ひがしなが・ゆきひろ/昭和52年鹿児島県生まれ。樟南高校から中央大学に進み、卒業後、埼玉県警察に奉職する。全日本選手権大会出場9回(準優勝1回)のほか全日本都道府県対抗大会準優勝、全国警察大会3位、全日本東西対抗大会、国体出場などの実績がある。

構え

 構えと掛け声は、切っても切れないパートナーのようなものです。構えがしっかりとしているときは、先ほど述べたように、声が剣線にのっていくイメージがあります。逆に構えがしっくり来ていないときは、大きな掛け声を出しても、竹刀と一体化しません。

 構えの基本として当然、下腹に力を集中し、上体の無駄な力を抜いてリラックスしていることが重要です。その上で、声を掛けますが、「自信」が声に出ているとき、構えも自然体になっていると感じています。日頃の苦しい稽古や、やりきった思いなどが、その自信となって出てくるものです。

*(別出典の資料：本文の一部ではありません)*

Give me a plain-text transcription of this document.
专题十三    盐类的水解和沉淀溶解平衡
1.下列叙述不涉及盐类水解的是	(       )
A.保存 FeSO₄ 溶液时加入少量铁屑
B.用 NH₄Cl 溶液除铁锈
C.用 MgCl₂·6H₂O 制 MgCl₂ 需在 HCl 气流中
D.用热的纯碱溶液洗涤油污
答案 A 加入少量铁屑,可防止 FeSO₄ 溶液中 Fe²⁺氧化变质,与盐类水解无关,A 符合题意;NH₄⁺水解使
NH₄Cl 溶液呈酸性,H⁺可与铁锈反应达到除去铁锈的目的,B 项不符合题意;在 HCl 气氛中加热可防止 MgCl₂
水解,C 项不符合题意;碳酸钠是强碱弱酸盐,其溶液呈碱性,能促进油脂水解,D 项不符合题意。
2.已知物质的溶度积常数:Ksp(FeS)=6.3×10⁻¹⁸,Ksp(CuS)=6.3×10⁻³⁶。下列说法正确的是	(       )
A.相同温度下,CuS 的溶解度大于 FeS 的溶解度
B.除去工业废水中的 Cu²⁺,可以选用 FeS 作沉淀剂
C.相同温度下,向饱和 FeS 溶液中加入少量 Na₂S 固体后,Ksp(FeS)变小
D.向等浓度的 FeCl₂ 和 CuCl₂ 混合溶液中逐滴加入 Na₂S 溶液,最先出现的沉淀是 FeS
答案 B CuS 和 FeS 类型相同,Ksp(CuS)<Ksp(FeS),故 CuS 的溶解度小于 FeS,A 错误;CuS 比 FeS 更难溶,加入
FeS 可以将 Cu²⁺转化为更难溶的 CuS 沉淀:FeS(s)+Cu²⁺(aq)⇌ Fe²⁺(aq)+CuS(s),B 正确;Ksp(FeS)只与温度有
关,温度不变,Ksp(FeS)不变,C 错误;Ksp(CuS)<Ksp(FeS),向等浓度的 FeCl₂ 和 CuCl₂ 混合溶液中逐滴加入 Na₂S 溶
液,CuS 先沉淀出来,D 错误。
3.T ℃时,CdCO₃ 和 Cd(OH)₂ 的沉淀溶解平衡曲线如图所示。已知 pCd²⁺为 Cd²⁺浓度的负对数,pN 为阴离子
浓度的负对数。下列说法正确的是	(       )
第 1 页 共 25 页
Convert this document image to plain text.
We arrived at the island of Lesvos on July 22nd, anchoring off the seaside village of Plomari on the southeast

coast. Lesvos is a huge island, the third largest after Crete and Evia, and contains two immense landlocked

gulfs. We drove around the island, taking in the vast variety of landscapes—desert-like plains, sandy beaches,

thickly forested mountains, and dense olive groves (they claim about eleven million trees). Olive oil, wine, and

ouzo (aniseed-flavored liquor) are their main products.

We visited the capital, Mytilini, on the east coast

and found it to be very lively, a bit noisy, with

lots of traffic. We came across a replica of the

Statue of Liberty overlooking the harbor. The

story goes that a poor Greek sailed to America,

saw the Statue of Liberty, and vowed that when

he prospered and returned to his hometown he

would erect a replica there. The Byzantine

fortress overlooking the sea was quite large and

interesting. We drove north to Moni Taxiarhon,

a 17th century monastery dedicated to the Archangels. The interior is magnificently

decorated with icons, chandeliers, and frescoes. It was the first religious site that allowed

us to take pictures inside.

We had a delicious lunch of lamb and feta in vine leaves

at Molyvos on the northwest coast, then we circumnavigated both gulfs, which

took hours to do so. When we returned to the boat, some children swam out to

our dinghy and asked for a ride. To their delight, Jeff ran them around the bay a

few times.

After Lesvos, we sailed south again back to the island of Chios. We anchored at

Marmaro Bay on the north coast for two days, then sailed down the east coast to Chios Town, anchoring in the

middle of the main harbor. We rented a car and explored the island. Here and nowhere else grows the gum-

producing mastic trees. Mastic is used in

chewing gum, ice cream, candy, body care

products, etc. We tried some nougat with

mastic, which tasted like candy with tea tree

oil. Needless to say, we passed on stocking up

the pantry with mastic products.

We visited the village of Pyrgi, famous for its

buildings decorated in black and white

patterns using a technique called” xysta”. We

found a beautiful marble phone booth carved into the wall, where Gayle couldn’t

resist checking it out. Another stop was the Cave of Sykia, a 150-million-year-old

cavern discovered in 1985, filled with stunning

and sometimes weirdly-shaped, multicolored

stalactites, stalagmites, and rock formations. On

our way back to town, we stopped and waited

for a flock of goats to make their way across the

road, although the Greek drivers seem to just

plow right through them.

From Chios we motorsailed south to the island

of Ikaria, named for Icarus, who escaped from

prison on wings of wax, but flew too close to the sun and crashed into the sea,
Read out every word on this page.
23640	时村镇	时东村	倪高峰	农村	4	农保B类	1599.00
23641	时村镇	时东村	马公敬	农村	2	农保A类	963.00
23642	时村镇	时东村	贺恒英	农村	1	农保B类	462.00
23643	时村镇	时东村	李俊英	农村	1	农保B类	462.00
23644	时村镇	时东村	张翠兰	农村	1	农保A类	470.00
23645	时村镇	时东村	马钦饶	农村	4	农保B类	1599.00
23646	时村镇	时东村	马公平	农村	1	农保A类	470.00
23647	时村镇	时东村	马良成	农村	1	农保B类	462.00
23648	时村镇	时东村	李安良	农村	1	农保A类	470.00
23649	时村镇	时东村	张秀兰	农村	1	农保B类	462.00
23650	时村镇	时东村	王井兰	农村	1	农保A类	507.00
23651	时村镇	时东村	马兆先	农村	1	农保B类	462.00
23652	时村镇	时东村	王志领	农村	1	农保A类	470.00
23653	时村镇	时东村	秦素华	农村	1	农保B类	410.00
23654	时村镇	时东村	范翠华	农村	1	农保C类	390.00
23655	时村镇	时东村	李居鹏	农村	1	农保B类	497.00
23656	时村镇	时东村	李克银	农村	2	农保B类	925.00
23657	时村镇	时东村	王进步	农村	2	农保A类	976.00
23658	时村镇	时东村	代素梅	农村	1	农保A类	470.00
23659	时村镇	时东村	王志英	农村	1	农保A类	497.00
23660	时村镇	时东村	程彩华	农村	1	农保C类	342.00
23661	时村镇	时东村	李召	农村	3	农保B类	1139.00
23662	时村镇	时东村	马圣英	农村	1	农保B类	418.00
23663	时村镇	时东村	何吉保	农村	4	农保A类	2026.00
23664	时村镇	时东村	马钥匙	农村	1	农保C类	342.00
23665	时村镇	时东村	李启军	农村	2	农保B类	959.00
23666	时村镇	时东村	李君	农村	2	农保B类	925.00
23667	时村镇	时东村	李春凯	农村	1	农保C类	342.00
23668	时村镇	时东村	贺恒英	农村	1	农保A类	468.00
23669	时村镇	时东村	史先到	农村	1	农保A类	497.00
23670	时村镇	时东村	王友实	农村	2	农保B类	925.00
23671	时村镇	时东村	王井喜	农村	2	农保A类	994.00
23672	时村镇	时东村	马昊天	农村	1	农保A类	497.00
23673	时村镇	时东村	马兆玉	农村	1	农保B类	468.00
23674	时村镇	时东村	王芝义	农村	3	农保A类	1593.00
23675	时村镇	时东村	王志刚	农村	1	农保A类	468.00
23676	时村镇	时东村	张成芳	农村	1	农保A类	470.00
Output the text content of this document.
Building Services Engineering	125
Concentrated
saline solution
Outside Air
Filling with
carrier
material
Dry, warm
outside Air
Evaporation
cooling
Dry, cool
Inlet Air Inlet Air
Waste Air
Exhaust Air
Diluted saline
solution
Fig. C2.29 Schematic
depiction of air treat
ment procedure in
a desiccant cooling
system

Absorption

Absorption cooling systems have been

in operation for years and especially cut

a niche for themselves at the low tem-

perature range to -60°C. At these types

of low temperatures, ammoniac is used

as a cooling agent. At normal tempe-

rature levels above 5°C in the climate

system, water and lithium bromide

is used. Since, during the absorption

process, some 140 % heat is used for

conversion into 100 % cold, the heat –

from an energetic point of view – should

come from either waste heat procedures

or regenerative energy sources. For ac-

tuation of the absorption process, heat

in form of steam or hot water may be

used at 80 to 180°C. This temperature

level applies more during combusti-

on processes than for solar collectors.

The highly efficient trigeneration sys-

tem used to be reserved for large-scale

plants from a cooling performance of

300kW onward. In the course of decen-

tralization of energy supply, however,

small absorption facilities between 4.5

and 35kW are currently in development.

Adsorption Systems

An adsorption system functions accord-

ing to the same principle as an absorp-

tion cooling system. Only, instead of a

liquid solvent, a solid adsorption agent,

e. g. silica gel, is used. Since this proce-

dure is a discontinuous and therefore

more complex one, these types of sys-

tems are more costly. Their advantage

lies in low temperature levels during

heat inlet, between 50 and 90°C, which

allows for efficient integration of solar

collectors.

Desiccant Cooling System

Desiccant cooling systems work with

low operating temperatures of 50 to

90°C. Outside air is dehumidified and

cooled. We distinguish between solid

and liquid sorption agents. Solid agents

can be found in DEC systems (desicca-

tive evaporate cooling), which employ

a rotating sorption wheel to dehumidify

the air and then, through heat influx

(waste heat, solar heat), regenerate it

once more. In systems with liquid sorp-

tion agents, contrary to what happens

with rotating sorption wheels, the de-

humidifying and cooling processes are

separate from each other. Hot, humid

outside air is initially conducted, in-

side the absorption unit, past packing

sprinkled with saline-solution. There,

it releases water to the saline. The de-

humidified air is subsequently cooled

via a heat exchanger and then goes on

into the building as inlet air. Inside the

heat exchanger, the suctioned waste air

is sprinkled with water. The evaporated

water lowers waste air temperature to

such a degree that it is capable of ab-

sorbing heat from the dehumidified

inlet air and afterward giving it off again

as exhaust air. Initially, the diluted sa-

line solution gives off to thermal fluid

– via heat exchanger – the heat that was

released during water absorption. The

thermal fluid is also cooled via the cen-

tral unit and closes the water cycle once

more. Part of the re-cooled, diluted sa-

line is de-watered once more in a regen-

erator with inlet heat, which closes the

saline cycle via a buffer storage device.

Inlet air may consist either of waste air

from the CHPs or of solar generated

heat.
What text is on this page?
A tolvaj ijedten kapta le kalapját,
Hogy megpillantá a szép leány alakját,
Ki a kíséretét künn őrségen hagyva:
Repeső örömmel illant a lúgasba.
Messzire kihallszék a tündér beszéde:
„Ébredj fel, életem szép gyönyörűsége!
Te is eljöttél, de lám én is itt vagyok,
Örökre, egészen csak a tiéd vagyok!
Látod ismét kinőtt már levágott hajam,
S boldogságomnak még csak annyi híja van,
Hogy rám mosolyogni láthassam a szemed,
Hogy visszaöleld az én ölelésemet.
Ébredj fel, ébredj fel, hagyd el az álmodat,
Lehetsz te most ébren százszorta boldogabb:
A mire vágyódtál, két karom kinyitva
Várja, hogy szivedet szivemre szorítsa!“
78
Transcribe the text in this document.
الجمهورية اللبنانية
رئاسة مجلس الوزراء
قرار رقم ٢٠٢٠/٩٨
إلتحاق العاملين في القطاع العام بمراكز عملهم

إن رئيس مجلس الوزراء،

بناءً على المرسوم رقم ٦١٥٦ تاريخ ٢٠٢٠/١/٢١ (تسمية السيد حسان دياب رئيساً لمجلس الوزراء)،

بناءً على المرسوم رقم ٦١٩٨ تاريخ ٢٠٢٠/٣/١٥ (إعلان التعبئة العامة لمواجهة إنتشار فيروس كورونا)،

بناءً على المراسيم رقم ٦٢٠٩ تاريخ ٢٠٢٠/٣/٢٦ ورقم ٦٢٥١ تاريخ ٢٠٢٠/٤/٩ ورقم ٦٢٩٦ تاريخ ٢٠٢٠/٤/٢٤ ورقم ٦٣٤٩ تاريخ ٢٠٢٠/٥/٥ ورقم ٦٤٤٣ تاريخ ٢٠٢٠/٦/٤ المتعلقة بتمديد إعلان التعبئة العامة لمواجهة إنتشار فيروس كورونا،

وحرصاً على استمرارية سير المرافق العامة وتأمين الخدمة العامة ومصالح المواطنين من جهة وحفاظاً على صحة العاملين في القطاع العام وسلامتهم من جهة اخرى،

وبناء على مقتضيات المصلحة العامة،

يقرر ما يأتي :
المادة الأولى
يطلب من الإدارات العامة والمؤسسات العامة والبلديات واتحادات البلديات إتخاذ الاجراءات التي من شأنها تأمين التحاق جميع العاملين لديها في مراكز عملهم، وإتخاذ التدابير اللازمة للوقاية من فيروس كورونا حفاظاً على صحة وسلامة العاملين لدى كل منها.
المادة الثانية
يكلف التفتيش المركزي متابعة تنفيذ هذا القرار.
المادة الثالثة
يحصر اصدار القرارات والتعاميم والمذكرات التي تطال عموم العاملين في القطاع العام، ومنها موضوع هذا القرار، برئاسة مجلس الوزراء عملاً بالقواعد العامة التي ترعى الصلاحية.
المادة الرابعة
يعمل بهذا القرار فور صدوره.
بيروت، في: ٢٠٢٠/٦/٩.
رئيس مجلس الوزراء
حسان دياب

 そうした充実した構えと発声を伴い、相手に対峙すれば、すぐに有効な打突に至れるかというと、そうでもありません。強豪を相手にする場合、相手も構えが充実し、なおかつ声もしっかりしていると、こちらも出たくともすぐには出られません。声を通じて響いてくるものがあります。相手からの意気込みや自信などです。私も負けじと、充実した気勢を掛けます。そうしたお互いの気勢のぶつけあい、なおかつ剣線による中心取りがあり、隙を見出すよう働きかけていくと、打突の機会というのは生まれてきます。